The experiments were conducted on 85 % of the corpus with 15 % used as a test-set. The test-set was randomly taken from the whole corpus and the results were averaged. The performance was compared to the annotation of 758 FPs. The obtained \(F_1 \mathrm {score}\) is 0.46. For two parameters (F0 and Energy) and with grid search instead of gradient decent the \(F_1 \) score was 0.43.

Fig. 3.
figure 3

The heatmap of standard deviation of the logarithms of energy and F0 of FPs (left) and of neighboring words and phrases (right).

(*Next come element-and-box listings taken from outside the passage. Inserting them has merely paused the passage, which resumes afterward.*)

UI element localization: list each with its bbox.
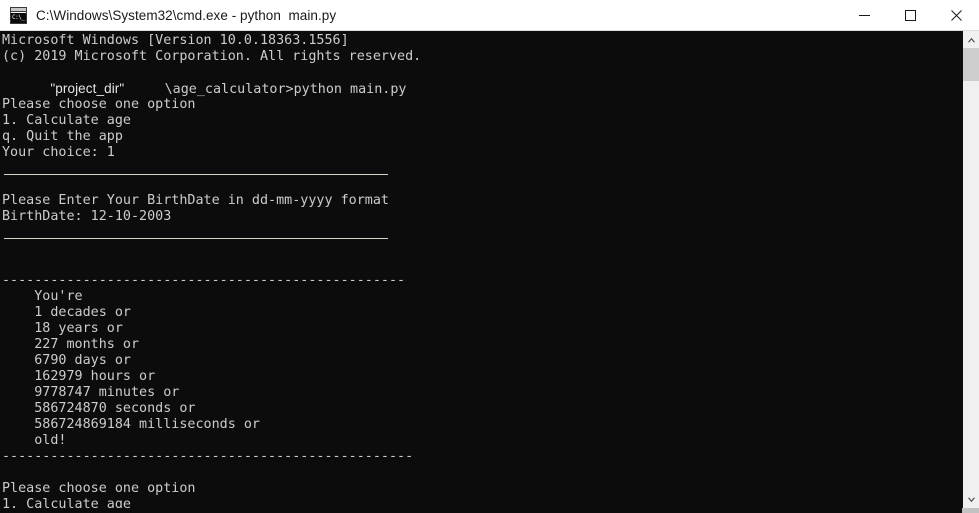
console-line: 586724870 seconds or: [2, 401, 196, 416]
console-line: 162979 hours or: [2, 369, 156, 384]
console-line: old!: [2, 433, 67, 448]
maximize-icon: [904, 9, 916, 21]
scroll-down-button[interactable]: [963, 491, 979, 508]
console-line: You're: [2, 289, 83, 304]
console-line: BirthDate: 12-10-2003: [2, 209, 172, 224]
console-line: ----------------------------------------…: [2, 449, 414, 464]
console-line: 227 months or: [2, 337, 140, 352]
resize-corner[interactable]: [962, 508, 979, 513]
scroll-thumb[interactable]: [963, 48, 979, 81]
window-bottom-strip: [0, 508, 962, 513]
cmd-icon: C:\_: [10, 6, 27, 24]
console-line: Please choose one option: [2, 481, 196, 496]
cmd-icon-glyph: C:\_: [11, 12, 26, 23]
cmd-window: C:\_ C:\Windows\System32\cmd.exe - pytho…: [0, 0, 979, 513]
close-icon: [950, 9, 962, 21]
console-text: Microsoft Windows [Version 10.0.18363.15…: [0, 31, 962, 513]
close-button[interactable]: [933, 0, 979, 31]
console-line: q. Quit the app: [2, 129, 123, 144]
scroll-down-arrow: [967, 497, 975, 502]
console-line: "project_dir" \age_calculator>python mai…: [2, 81, 962, 97]
minimize-icon: [858, 14, 870, 16]
console-line: 6790 days or: [2, 353, 131, 368]
minimize-button[interactable]: [841, 0, 887, 31]
console-line: Please Enter Your BirthDate in dd-mm-yyy…: [2, 193, 389, 208]
console-line: Microsoft Windows [Version 10.0.18363.15…: [2, 33, 349, 48]
console-line: (c) 2019 Microsoft Corporation. All righ…: [2, 49, 422, 64]
title-bar[interactable]: C:\_ C:\Windows\System32\cmd.exe - pytho…: [0, 0, 979, 31]
scroll-up-button[interactable]: [963, 31, 979, 48]
console-line: 18 years or: [2, 321, 123, 336]
console-line: 9778747 minutes or: [2, 385, 180, 400]
cmd-icon-titlebar: [11, 7, 26, 12]
console-line: 1. Calculate age: [2, 113, 131, 128]
console-line: Please choose one option: [2, 97, 196, 112]
window-controls: [841, 0, 979, 31]
command-prompt-line: \age_calculator>python main.py: [164, 82, 407, 97]
console-line: Your choice: 1: [2, 145, 115, 160]
console-line: ----------------------------------------…: [2, 273, 406, 288]
scroll-track[interactable]: [963, 81, 979, 491]
console-output-area[interactable]: Microsoft Windows [Version 10.0.18363.15…: [0, 31, 962, 513]
console-line: 586724869184 milliseconds or: [2, 417, 260, 432]
window-title: C:\Windows\System32\cmd.exe - python mai…: [36, 7, 337, 23]
console-line: [2, 161, 962, 177]
redacted-path: "project_dir": [50, 81, 125, 96]
scroll-up-arrow: [967, 37, 975, 42]
maximize-button[interactable]: [887, 0, 933, 31]
vertical-scrollbar[interactable]: [962, 31, 979, 508]
console-line: [2, 225, 962, 241]
console-line: 1 decades or: [2, 305, 131, 320]
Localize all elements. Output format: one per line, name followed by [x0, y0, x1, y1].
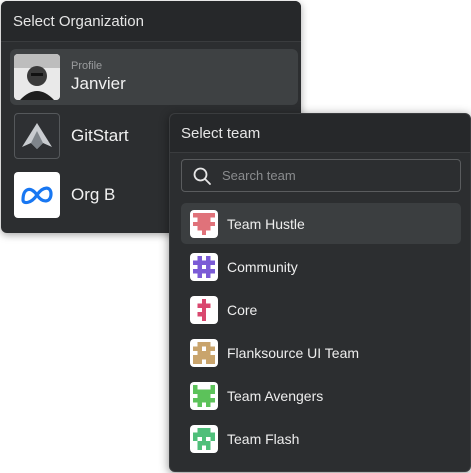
team-search-box[interactable]: [181, 159, 461, 192]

The misses were mainly caused by the disorder of harmonic components in hoarse voice and the laryngealized filled pauses and lengthenings. In some cases the FP has an unstable expressive intonation contour, which was not flat or lowering, that it can be argued whether they are FPs or interjections. Few cases of misses were the result of small duration of annotated phenomena. Some false alarms were caused by lengthenings that were missing in the annotation. And noises (especially in the part from the open source multi-language database) and overlappings (in task dialogs part) caused number of false negatives.

4 Conclusions

This paper presents the method based on acoustic parameters of FPs in Russian spontaneous speech, that maximizes the \(F_1 \mathrm {score}\) for FPs detection by the gradient decent method. As the acoustic parameters we have used standard deviations of F0, F1, F2, F3 and energy. This gave us \(F_1 \mathrm {score}\) of 0.46, what, comparing to \(F_1 \mathrm {score}\) obtained with only two parameters and grid search is a small improvement. This could be due to the challenging quality data (in the part from the open source multi-language database) or because of small influence of F1, F2 and F3 on the FPs detection for our data, that should be tested, since it is not comply with studies on other languages. We also plan to use non-linear expression to separate FPs from other signal to test whether it would improve the obtained \(F_1 \mathrm {score}\). The results of this study are also a step towards building a complex and reliable FPs search method, that could be used on data of different recording quality and conditions.